This post is about a citation analysis that didn’t quite work out.
I liked this blackboard project by Manuel Théry looking at the influence of each paper authored by David Pellman’s lab on the future directions of the Pellman lab.
I'm working on a new project for @criparis students: "The Tree of a Lab"— THERY Manuel (@ManuelTHERY) March 21, 2018
= how thematics have evolved in a lab history. Trying to understand what makes a new branch, or end one. Here is Pellman lab tree. Red = > 200 citations (NCS papers). But branches started from JCB papers ! pic.twitter.com/CPaq3w3owG
It reminds me that papers can have impact in the field while others might be influential to the group itself. I wondered which of the papers on which I’m an author have been most influential to my other papers and whether this correlates with a measure of their impact on the field.
There’s no code in this post. I retrieved the relevant records from Scopus and used the difference in “with” and “without” self-citation to pull together the numbers.
Influence: I used the number of citations to a paper from any of our papers as the number for self-citation. This was divided by the total number of future papers. This means if I have 50 papers, and the 23rd paper that was published has collected 27 self-citations, this has a score of 1 (the 23rd paper nor any of the preceding 22 papers, can cite the 23rd paper, but the 27 that follow, could). This is our metric for influence.
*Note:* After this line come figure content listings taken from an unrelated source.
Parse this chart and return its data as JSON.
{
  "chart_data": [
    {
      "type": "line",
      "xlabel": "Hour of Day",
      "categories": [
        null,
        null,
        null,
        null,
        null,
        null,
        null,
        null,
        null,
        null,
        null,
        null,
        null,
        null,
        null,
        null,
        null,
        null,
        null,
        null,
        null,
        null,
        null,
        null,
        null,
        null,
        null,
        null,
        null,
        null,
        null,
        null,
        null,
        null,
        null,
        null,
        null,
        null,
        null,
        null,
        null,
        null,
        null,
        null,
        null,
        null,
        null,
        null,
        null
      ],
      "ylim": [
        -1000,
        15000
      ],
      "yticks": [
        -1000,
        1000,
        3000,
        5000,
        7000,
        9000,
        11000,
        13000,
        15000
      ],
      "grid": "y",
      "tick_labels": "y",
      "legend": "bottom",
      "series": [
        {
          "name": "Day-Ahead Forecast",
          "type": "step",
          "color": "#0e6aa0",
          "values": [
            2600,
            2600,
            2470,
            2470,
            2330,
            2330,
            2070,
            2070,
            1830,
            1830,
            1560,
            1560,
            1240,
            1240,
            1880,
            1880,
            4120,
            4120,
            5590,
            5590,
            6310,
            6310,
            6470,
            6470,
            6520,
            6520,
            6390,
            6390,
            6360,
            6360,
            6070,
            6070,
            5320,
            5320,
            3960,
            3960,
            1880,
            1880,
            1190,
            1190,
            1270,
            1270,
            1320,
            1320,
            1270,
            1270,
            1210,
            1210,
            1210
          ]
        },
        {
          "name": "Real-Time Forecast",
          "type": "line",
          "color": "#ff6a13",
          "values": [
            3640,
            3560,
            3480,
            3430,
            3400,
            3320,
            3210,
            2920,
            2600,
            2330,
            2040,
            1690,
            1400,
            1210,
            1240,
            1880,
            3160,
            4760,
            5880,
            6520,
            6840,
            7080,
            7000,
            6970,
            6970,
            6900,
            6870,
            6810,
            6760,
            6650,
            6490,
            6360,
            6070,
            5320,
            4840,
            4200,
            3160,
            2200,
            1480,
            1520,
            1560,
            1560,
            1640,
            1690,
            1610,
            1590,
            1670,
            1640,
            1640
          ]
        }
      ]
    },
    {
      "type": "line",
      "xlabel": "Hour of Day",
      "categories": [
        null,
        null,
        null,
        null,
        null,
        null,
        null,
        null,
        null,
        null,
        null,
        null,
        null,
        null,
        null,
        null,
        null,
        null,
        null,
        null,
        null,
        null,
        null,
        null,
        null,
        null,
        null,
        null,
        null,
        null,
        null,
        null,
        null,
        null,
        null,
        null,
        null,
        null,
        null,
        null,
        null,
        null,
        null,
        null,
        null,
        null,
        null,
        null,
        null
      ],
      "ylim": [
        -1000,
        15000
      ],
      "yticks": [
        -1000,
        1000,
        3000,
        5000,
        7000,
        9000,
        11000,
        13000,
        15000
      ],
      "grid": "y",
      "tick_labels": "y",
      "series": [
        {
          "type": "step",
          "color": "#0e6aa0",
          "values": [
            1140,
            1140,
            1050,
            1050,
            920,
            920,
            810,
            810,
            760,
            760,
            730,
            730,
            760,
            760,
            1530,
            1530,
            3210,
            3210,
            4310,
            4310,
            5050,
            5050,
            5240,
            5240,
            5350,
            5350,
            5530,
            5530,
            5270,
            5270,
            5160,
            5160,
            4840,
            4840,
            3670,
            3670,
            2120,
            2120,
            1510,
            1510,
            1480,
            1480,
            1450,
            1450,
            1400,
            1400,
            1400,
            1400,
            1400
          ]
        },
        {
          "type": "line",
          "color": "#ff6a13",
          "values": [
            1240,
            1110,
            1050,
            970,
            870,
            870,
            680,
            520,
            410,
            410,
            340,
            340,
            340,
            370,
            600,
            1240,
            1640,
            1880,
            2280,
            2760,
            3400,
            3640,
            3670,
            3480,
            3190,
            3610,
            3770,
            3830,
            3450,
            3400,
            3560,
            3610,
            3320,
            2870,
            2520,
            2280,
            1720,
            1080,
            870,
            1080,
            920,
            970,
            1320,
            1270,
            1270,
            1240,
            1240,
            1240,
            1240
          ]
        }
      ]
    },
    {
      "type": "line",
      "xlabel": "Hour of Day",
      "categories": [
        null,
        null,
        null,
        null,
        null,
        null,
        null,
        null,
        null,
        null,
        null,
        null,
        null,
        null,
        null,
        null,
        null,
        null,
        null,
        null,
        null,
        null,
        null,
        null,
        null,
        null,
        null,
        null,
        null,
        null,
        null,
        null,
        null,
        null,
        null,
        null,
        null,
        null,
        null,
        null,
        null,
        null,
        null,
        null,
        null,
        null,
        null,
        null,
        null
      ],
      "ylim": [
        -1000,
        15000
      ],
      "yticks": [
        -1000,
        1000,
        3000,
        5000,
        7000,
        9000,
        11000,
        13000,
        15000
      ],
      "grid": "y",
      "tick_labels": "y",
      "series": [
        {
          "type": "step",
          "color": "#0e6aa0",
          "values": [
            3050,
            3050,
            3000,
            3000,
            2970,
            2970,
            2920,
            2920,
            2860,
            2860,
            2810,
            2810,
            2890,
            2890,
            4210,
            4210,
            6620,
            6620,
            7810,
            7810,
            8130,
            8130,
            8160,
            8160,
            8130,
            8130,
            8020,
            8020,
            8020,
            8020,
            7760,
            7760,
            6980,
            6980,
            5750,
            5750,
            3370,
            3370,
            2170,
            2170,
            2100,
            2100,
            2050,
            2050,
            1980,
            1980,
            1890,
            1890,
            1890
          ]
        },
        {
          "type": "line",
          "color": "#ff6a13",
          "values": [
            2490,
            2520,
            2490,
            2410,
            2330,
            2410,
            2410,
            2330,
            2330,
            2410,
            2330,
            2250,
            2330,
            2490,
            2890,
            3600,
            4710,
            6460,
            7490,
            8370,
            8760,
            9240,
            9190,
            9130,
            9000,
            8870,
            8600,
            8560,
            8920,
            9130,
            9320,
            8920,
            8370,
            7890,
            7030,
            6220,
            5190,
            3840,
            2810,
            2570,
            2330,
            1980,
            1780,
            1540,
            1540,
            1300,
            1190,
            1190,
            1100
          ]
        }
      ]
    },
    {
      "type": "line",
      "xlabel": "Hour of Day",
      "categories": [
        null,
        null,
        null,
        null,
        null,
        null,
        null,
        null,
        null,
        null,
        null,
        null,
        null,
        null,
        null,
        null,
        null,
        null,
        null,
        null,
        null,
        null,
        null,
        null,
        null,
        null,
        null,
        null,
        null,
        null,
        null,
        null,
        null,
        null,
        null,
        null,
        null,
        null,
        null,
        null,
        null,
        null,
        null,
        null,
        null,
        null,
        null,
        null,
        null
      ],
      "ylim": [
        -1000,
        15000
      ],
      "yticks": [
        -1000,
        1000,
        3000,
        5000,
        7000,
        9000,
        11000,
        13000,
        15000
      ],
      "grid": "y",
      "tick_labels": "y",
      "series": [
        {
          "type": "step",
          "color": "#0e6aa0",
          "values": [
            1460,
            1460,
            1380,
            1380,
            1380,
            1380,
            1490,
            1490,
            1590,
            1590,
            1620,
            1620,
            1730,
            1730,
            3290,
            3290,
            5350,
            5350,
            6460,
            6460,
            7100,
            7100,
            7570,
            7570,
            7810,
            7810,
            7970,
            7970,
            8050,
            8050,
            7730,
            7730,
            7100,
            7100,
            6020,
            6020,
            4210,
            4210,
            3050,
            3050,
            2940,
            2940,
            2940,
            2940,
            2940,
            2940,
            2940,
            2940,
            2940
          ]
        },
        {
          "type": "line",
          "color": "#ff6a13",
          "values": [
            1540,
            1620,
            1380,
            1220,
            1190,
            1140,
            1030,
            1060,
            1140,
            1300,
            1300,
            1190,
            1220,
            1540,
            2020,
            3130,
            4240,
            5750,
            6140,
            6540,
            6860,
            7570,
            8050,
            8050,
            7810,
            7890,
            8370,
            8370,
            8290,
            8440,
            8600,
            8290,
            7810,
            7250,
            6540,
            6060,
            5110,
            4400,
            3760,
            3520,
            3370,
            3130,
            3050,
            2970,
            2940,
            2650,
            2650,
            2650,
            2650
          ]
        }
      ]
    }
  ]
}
Impact: As a measure of general impact I took the total number of citations for each paper and divided this by the number of years since publication to get average cites per year for each paper.
Reviews and methods papers are shown in blue, while research papers are in red. I was surprised that some papers have been cited by as much as half of the papers that followed.
Generally, the articles that were most influential to us were also the papers with the biggest impact. Although the correlation is not very strong. There is an obvious outlier paper that gets 30 cites per year (over a 12 year period, I should say) but this paper has not influenced our work as much as other papers have. This is partly because the paper is a citation magnet and partly because we’ve stopped working on this topic in the last few years.
Obviously, the most recent papers were the least informative. There are no future papers to test if they were influential and there are few citations so far to understand their impact.
It’s difficult to say what the correlation between impact and influence on our own work really means, if anything. Does it mean that we have tended to pursue projects because of their impact (I would hope not)? Perhaps these papers are generally useful to the field and to us.
In summary, I don’t think this analysis was successful. I had wanted to construct some citation networks – similar to the Pellman tree idea above – to look at influence in more detail, but I lost confidence in the method. Many of our self-citations are for methodological reasons and so I’m not sure if we’re measuring influence or utility here. Either way, the dataset is not big enough (yet) to do more meaningful number crunching. Having said this, the approach I’ve described here will work for any scholar and could be done at scale.
There are several song titles in the database called ‘For What It’s Worth’. This one is Chapterhouse on Rownderbout.